4-15-20 How will each of the 4 shutdown impacts affect construction?
An estimate of the amount of construction volume lost between March and April could be on the order of 10% to 12%. We won’t see April construction spending #s until June 1st, but a loss of 10% equates to about $10-$12 billion work stopped in a single month.
- 30% of firms said they had been asked by government officials to shut down jobs.
- 53% of respondents said their projects have been delayed by owners.
- 7% said owners had canceled their projects.
NAHB 4-15-20 Builder Confidence Posts Historic Decline
If they stop buying them, next they stop building them. I’m forecasting temp shut down of 15% of residential backlog and a 10% drop in new starts.
U.S. manufacturing output posts largest drop since 1946
Think of all the manufactured products that go into construction of a new home: Doors, windows, roofing, siding, wallboard, lighting, heating, plumbing fixtures, wire, pipe, cabinets, appliances, etc. How many of these will be in short supply leading to delays in completing new or restarted work?

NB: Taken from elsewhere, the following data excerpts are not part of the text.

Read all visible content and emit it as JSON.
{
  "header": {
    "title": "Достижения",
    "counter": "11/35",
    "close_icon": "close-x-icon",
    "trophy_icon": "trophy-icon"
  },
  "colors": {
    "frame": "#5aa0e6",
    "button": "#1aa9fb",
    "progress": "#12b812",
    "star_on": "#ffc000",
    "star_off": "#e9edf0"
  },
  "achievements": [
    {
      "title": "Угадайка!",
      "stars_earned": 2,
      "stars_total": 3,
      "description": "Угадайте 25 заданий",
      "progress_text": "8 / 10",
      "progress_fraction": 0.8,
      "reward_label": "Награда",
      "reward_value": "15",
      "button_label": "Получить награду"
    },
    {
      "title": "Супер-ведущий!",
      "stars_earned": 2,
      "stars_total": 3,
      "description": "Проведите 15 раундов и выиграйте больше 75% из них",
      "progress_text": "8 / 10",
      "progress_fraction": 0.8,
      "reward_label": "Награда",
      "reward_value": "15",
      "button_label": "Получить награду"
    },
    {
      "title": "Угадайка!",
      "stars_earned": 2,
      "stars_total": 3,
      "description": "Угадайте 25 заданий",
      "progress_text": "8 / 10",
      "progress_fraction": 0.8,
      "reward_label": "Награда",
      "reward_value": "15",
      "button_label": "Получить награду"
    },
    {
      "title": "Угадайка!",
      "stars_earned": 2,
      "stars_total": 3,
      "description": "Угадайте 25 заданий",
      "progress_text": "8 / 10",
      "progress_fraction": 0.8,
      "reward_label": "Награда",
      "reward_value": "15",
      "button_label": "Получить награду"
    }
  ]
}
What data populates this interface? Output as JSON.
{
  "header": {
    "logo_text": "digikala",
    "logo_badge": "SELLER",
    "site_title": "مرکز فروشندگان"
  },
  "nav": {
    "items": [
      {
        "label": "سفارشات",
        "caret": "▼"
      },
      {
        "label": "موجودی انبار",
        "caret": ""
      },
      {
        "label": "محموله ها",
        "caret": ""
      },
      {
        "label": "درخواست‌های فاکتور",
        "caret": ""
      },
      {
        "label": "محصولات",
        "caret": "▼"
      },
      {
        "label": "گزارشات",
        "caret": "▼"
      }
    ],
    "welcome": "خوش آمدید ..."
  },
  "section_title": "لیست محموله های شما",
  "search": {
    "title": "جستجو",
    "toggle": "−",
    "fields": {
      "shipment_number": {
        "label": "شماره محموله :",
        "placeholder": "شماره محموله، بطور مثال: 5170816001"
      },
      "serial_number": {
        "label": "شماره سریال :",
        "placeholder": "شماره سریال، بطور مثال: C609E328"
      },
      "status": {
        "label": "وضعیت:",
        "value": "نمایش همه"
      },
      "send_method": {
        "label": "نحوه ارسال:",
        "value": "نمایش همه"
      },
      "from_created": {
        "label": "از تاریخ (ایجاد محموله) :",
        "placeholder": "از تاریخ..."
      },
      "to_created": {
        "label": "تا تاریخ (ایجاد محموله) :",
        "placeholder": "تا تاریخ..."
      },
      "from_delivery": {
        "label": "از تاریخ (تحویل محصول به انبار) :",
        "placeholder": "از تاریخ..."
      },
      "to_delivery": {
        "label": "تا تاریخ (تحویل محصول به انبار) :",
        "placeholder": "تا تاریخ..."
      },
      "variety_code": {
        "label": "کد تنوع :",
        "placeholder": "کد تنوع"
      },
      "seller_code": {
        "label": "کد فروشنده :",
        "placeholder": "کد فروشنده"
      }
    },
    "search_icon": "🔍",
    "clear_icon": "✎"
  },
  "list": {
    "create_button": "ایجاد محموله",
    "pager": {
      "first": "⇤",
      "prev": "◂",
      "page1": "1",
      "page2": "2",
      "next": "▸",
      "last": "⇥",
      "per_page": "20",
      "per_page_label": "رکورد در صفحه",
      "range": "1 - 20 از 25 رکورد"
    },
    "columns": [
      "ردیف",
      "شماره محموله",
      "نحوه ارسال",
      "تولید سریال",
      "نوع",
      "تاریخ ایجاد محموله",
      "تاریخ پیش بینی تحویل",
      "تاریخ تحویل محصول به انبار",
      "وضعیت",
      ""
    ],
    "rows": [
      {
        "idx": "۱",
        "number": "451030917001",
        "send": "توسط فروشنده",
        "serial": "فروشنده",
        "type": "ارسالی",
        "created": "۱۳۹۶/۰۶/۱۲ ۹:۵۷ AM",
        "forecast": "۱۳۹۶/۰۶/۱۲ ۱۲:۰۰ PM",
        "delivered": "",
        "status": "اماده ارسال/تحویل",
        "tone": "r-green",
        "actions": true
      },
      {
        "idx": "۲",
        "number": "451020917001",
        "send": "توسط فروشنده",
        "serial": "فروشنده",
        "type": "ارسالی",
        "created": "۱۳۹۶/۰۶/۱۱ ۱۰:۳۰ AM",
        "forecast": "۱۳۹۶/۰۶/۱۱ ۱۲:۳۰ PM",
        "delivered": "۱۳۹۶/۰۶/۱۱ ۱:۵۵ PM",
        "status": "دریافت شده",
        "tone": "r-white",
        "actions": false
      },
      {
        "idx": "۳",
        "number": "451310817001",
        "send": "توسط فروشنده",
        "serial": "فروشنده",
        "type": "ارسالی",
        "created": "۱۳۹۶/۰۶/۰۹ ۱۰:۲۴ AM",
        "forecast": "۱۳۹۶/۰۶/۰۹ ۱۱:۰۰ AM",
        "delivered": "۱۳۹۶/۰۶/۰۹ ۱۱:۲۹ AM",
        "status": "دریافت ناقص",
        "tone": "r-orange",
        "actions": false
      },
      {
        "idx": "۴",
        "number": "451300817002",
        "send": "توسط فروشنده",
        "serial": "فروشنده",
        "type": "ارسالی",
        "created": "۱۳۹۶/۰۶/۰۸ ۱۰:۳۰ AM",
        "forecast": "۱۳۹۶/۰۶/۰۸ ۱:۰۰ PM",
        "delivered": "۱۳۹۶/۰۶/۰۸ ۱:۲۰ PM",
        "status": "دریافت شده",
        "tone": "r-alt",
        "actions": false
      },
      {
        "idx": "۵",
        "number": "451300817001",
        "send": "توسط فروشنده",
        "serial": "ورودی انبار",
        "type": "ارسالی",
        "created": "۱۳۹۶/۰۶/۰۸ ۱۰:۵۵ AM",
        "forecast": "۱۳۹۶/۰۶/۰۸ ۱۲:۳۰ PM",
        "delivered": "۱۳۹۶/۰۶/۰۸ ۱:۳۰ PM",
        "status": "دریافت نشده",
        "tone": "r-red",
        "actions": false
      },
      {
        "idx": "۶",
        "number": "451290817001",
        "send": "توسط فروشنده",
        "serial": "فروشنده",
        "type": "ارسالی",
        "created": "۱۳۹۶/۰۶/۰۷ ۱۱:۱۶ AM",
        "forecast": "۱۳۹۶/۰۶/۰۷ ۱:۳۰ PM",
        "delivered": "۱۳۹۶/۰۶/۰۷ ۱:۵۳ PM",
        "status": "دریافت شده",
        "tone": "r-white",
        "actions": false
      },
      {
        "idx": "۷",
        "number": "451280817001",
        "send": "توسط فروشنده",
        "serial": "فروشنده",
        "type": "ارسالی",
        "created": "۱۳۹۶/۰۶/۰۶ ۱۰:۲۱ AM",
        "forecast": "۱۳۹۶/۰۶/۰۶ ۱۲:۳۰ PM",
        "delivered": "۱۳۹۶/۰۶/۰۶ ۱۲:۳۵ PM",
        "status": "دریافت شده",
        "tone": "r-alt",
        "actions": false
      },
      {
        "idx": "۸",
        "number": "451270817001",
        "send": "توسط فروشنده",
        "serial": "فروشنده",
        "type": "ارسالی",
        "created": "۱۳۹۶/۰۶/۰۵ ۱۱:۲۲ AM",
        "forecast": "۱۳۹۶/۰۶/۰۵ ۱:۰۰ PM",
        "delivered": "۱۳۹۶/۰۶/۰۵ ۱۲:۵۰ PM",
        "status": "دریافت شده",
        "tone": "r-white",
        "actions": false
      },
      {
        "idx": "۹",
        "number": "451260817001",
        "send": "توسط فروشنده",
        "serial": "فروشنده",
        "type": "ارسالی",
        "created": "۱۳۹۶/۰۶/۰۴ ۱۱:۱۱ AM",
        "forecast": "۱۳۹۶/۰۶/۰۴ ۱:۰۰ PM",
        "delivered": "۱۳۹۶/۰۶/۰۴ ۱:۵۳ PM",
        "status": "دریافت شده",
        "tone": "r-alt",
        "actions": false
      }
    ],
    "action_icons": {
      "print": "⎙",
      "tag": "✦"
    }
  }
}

Pandemic Construction Forecasting needs to account for 4 types of impacts.
- 1 Work stoppage – stay at home, how deep is the work stoppage
- 2 Work restart – % restart/month, how slow does work restart
- 3 Work canceled – some work never restarts, how severe
- 4 New Starts – future capital spending plans canceled, how cautious
The initial shutdown cumulative total spending lowest point is in April-May 2020 due to the abrupt shut down. When work rebounds, it restarts gradually over a period of months. Some of the work that shut down will not restart. Also, reduced new starts lowers the cumulative total spending again in the first half of 2021, where residential spending hits it’s low point. Here’s the jobs impact of each.
- 1 Work stoppage – stay at home, how deep is the work stoppage
From March 15th to April 15th, it is estimated that about 10% to 12% of all construction work stopped, or about $10-$12 billion work stopped in a single month. This work remains on hold as we assess when it is appropriate to reopen the economy. A $10 billion/month work stoppage shuts down 600,000 jobs/month from Mar 15 to Apr 30, perhaps longer.
- 2 Work restart – % restart/month, how slow does work restart
For a number of reasons, all work will not restart immediately. I’ve modeled the work to restart over 6 months. If only 33% of the stopped work resumes in May, only 33% or 200,000 of the 600,000 lost jobs return, 400,000 remain shut down. If each month 100,000 more jobs restart, the net lost time over 6 months is 1,800,000 man-months or an average of 300,000 jobs for 6 months.
- 3 Work canceled – some work never restarts, how severe
It’s possible some work will be put on hold for a long time or outright canceled. If 10% of all work that was forced to shut down does not restart, then about 1.5% of all work in backlog disappears. There was $1.3 trillion in starting backlog leading into 2020. A 1.5% decline in backlog amounts to almost $20 billion in work that might not restart. That workload would have taken place over the next 20-30 months, so it is equivalent to about $1 billion a month. Jobs lost would equate to 4000 to 5000 jobs for 20 to 30 months.
- 4 New Starts – future capital spending plans canceled, how cautious
Dodge is now forecasting a 10% to 15% decline in new construction starts in 2020. (Prior to the pandemic, Dodge was forecasting a 4% drop in new 2020 starts). If new starts drop by 10%, that equates to a decline of about $130 billion in future work. That would be spread out over the next 3 years or so. On average that reduces jobs by about 20,000, but that loss lasts for the next 3 years.
Construction spending varies from month to month, but total annual rate of spending will not return to the Jan-Feb 2020 level until at least 2023. Construction jobs may not reach the Feb 2020 level again until 2024.